As a kid, I loved to assemble and disassemble broken things, so I played with electronics. Then, I moved into computer science, and as a student, I started writing my first software, which was tied to observability.

But it became more than a hobby during the early internet days when I was working on load-testing and eventually set up a company in this space, but eventually, we were bought out.

But we had lots of customers who were happy with the load testing product but unhappy because, with our simulation, we could tell they weren’t ready to go live yet because they didn’t have the scaling capability.

This drove me to consider the available tools. At the time, they were mainly profilers, but for me, as an architect, they didn’t provide proper insights because you could only build a probability tree and not a casual root to trace problems.

 

Was there a “Eureka!” moment for you that led to Dynatrace?

Over the years, I have learned that some of the best products we build come from personal needs. If I’m unsatisfied with what is available, we should try to do things differently from everyone else; this has always yielded the best results for me.

Take Grail [Dynatrace’s analytics engine] is already defining the future of Dynatrace in a big way. Not everyone has seen how big the opportunity is there. Four or five years ago, the focus was on needing storage that brings a graph database, a metadata database, and all other sorts of data in one place. But that didn’t exist, so we created it — not just for us, but for others.

It’s challenging because you aren’t just sitting down and writing code or using generative AI to help you write it. You are breaking existing systems down to bits, not bytes. You are going to the core of it, and that is our key philosophy.

 

After 25 years in the industry, how do you maintain your passion for tech?

I have to admit I am very egotistical, and that really drives me. Every human wants to be loved by others, and this is why I want to build products and solutions that customers love — so I can indirectly feel loved by the customers using them.

This is also why seeing customers love our products at events like Dynatrace Perform fuels me!

I am also very competitive. I believe Europeans can compete with our US counterparts to build brilliant software, and that’s another big part of what drives me.

 

Do you channel that competitiveness into any other avenues?

I am competitive in sports. I played tennis for decades, but now I am more into high-performance sailing, such as catamarans.

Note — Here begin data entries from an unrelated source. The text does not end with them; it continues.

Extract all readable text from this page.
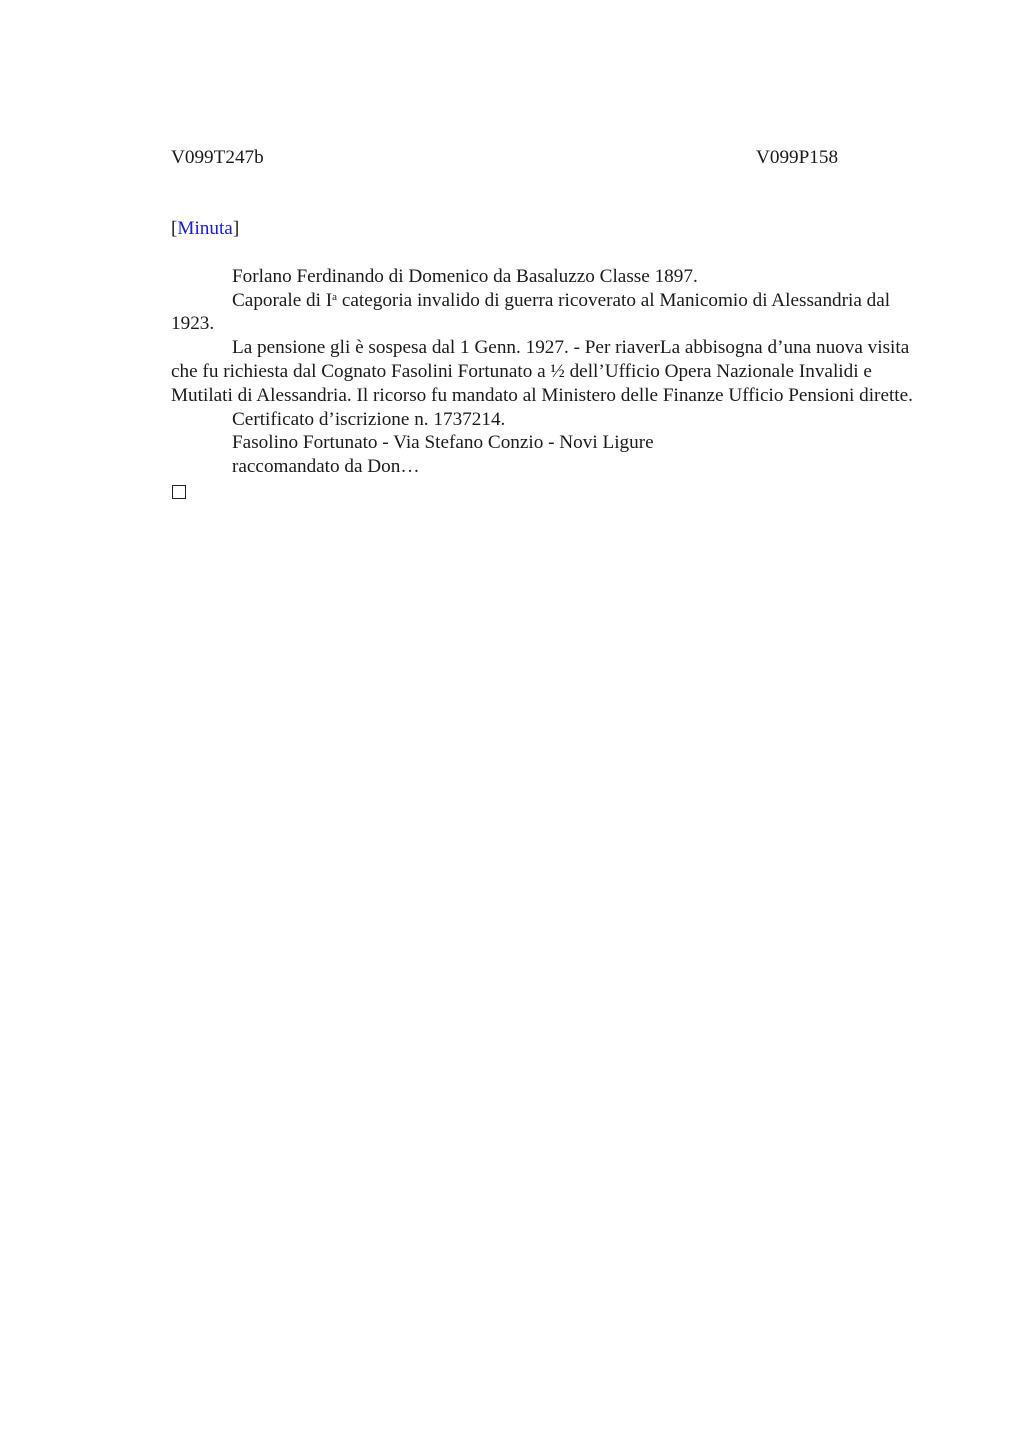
V099T247b	V099P158
[Minuta]

Forlano Ferdinando di Domenico da Basaluzzo Classe 1897.

Caporale di $I^a$ categoria invalido di guerra ricoverato al Manicomio di Alessandria dal 1923.

La pensione gli è sospesa dal 1 Genn. 1927. - Per riaverLa abbisogna d’una nuova visita che fu richiesta dal Cognato Fasolini Fortunato a ½ dell’Ufficio Opera Nazionale Invalidi e Mutilati di Alessandria. Il ricorso fu mandato al Ministero delle Finanze Ufficio Pensioni dirette.

Certificato d’iscrizione n. 1737214.

Fasolino Fortunato - Via Stefano Conzio - Novi Ligure

raccomandato da Don…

I’m currently combining that with my love for tech by working with a team to build a boat with some guys from the Americas Cup teams.

This combines nature and what’s around me with real cutting-edge technology, which is inspiring. But it is also actual physical exercise. It isn’t cocktails on a boat, but capsizing, wetsuits, and travelling at more than 30 knots!

 

What was the most challenging part of your career, and how did you overcome it?

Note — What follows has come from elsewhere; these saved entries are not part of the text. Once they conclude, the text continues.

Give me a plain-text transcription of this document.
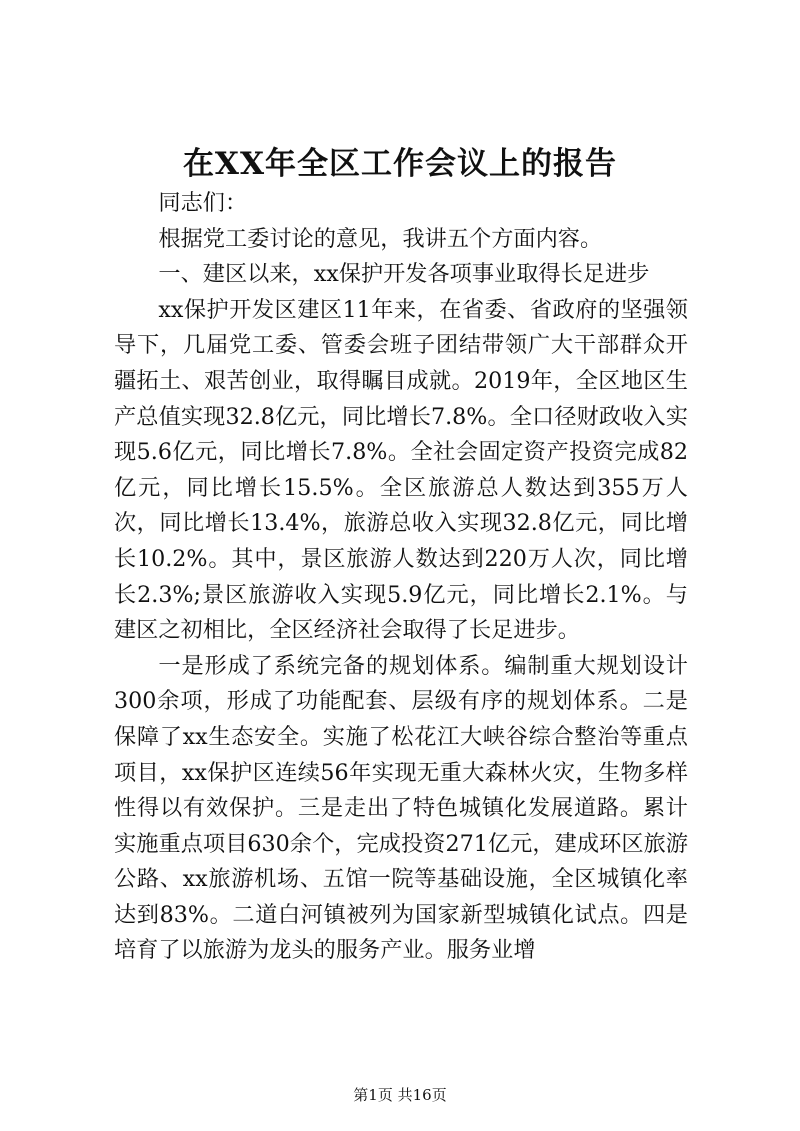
在XX年全区工作会议上的报告

同志们：

根据党工委讨论的意见，我讲五个方面内容。

一、建区以来，xx保护开发各项事业取得长足进步

xx保护开发区建区11年来，在省委、省政府的坚强领导下，几届党工委、管委会班子团结带领广大干部群众开疆拓土、艰苦创业，取得瞩目成就。2019年，全区地区生产总值实现32.8亿元，同比增长7.8%。全口径财政收入实现5.6亿元，同比增长7.8%。全社会固定资产投资完成82亿元，同比增长15.5%。全区旅游总人数达到355万人次，同比增长13.4%，旅游总收入实现32.8亿元，同比增长10.2%。其中，景区旅游人数达到220万人次，同比增长2.3%;景区旅游收入实现5.9亿元，同比增长2.1%。与建区之初相比，全区经济社会取得了长足进步。

一是形成了系统完备的规划体系。编制重大规划设计300余项，形成了功能配套、层级有序的规划体系。二是保障了xx生态安全。实施了松花江大峡谷综合整治等重点项目，xx保护区连续56年实现无重大森林火灾，生物多样性得以有效保护。三是走出了特色城镇化发展道路。累计实施重点项目630余个，完成投资271亿元，建成环区旅游公路、xx旅游机场、五馆一院等基础设施，全区城镇化率达到83%。二道白河镇被列为国家新型城镇化试点。四是培育了以旅游为龙头的服务产业。服务业增

第1页 共16页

The hardest time in Dynatrace’s history was when we were around 20-30 people. Although I was the CEO, I still built products and coded. I was also involved in hiring and onboarding people and helping sell. So, there were a lot of things going on.

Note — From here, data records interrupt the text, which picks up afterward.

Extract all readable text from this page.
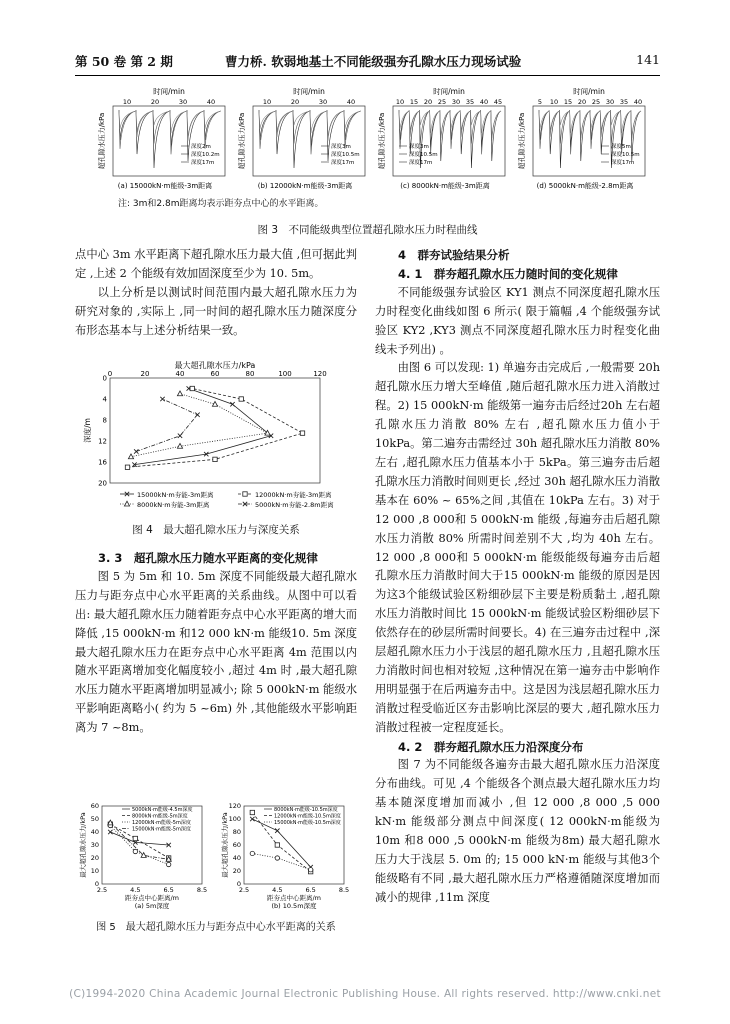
第 50 卷 第 2 期	曹力桥. 软弱地基土不同能级强夯孔隙水压力现场试验	141
时间/min
10	20	30	40
超孔隙水压力/kPa	深度2m
深度10.2m
深度17m
(a) 15000kN·m能级-3m距离
时间/min
10	20	30	40
超孔隙水压力/kPa	深度3m
深度10.5m
深度17m
(b) 12000kN·m能级-3m距离
时间/min
10 15 20 25 30 35 40 45
超孔隙水压力/kPa	深度3m
深度10.5m
深度17m
(c) 8000kN·m能级-3m距离
时间/min
5 10 15 20 25 30 35 40
超孔隙水压力/kPa	深度5m
深度10.5m
深度17m
(d) 5000kN·m能级-2.8m距离
注: 3m和2.8m距离均表示距夯点中心的水平距离。
图 3　不同能级典型位置超孔隙水压力时程曲线

点中心 3m 水平距离下超孔隙水压力最大值 ,但可据此判定 ,上述 2 个能级有效加固深度至少为 10. 5m。

以上分析是以测试时间范围内最大超孔隙水压力为研究对象的 ,实际上 ,同一时间的超孔隙水压力随深度分布形态基本与上述分析结果一致。

最大超孔隙水压力/kPa
0	20	40	60	80	100	120
0
4
8
12
16
20
深度/m
15000kN·m夯能-3m距离	12000kN·m夯能-3m距离
8000kN·m夯能-3m距离	5000kN·m夯能-2.8m距离
图 4　最大超孔隙水压力与深度关系

3. 3　超孔隙水压力随水平距离的变化规律

图 5 为 5m 和 10. 5m 深度不同能级最大超孔隙水压力与距夯点中心水平距离的关系曲线。从图中可以看出: 最大超孔隙水压力随着距夯点中心水平距离的增大而降低 ,15 000kN·m 和12 000 kN·m 能级10. 5m 深度最大超孔隙水压力在距夯点中心水平距离 4m 范围以内随水平距离增加变化幅度较小 ,超过 4m 时 ,最大超孔隙水压力随水平距离增加明显减小; 除 5 000kN·m 能级水平影响距离略小( 约为 5 ~6m) 外 ,其他能级水平影响距离为 7 ~8m。

2.5	4.5	6.5	8.5
0
10
20
30
40
50
60
最大超孔隙水压力/kPa
距夯点中心距离/m
(a) 5m深度
5000kN·m能级-4.5m深度
8000kN·m能级-5m深度
12000kN·m能级-5m深度
15000kN·m能级-5m深度
2.5	4.5	6.5	8.5
0
20
40
60
80
100
120
最大超孔隙水压力/kPa
距夯点中心距离/m
(b) 10.5m深度
8000kN·m能级-10.5m深度
12000kN·m能级-10.5m深度
15000kN·m能级-10.5m深度
图 5　最大超孔隙水压力与距夯点中心水平距离的关系

4　群夯试验结果分析

4. 1　群夯超孔隙水压力随时间的变化规律

不同能级强夯试验区 KY1 测点不同深度超孔隙水压力时程变化曲线如图 6 所示( 限于篇幅 ,4 个能级强夯试验区 KY2 ,KY3 测点不同深度超孔隙水压力时程变化曲线未予列出) 。

由图 6 可以发现: 1) 单遍夯击完成后 ,一般需要 20h 超孔隙水压力增大至峰值 ,随后超孔隙水压力进入消散过程。2) 15 000kN·m 能级第一遍夯击后经过20h 左右超孔隙水压力消散 80% 左右 ,超孔隙水压力值小于 10kPa。第二遍夯击需经过 30h 超孔隙水压力消散 80%左右 ,超孔隙水压力值基本小于 5kPa。第三遍夯击后超孔隙水压力消散时间则更长 ,经过 30h 超孔隙水压力消散基本在 60% ~ 65%之间 ,其值在 10kPa 左右。3) 对于 12 000 ,8 000和 5 000kN·m 能级 ,每遍夯击后超孔隙水压力消散 80% 所需时间差别不大 ,均为 40h 左右。12 000 ,8 000和 5 000kN·m 能级能级每遍夯击后超孔隙水压力消散时间大于15 000kN·m 能级的原因是因为这3个能级试验区粉细砂层下主要是粉质黏土 ,超孔隙水压力消散时间比 15 000kN·m 能级试验区粉细砂层下依然存在的砂层所需时间要长。4) 在三遍夯击过程中 ,深层超孔隙水压力小于浅层的超孔隙水压力 ,且超孔隙水压力消散时间也相对较短 ,这种情况在第一遍夯击中影响作用明显强于在后两遍夯击中。这是因为浅层超孔隙水压力消散过程受临近区夯击影响比深层的要大 ,超孔隙水压力消散过程被一定程度延长。

4. 2　群夯超孔隙水压力沿深度分布

图 7 为不同能级各遍夯击最大超孔隙水压力沿深度分布曲线。可见 ,4 个能级各个测点最大超孔隙水压力均基本随深度增加而减小 ,但 12 000 ,8 000 ,5 000 kN·m 能级部分测点中间深度( 12 000kN·m能级为10m 和8 000 ,5 000kN·m 能级为8m) 最大超孔隙水压力大于浅层 5. 0m 的; 15 000 kN·m 能级与其他3个能级略有不同 ,最大超孔隙水压力严格遵循随深度增加而减小的规律 ,11m 深度

(C)1994-2020 China Academic Journal Electronic Publishing House. All rights reserved. http://www.cnki.net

At the time, I felt, “This is too crazy.” How could I do all of this? But that was a big lesson: always look one or two years ahead at who you need and who you need to onboard. Hiring the people to head up the divisions that needed looking after paid off, and that freed me up to do my tasks — the things I wanted to focus on, the things that excite me.

 

What excites you the most in tech right now?

I am getting excited about AI. Those hype cycles obviously come and go, and people are freaking out about AI right now. I love this quote from Michel de Montaigne, a French philosopher: “People are most apt to believe what they don’t understand.” And I think this is very true.

There is true potential in AI, and there is no doubt about this. While there is much false understanding, the piece that excites me is the complexity this is driving. Now, we don’t have the fear that suddenly all software developers are going to lose their jobs.

Technology is doing what it has always done: increasing the gap between low- and high-educated people. This is a huge challenge. Consider the invention of the pocket calculator and its effect on accountancy. It didn’t make people jobless just because they had a better tool.

 

How do you take your coffee?

I actually have a very clear recipe. I use 2.5 grams of coffee grind, 2.5 grams of water, and a 15-g shot. This is put into a computer-controlled machine with sensors which release temperature-controlled water at the correct intervals.

I bought a coffee machine then input the specific requirements for my taste, so it makes my perfect cup.

 

What are you looking forward to in the near future?

We are already way more than an observability company, but at our heart, we are much more driven by the power of analytics overall. Observability is a key data source, but we are much more of an analytics company.

AI is a big part of analytics. But it also defines us now and in the future because it unlocks so many use cases across different audiences. This goes far beyond the AI hype.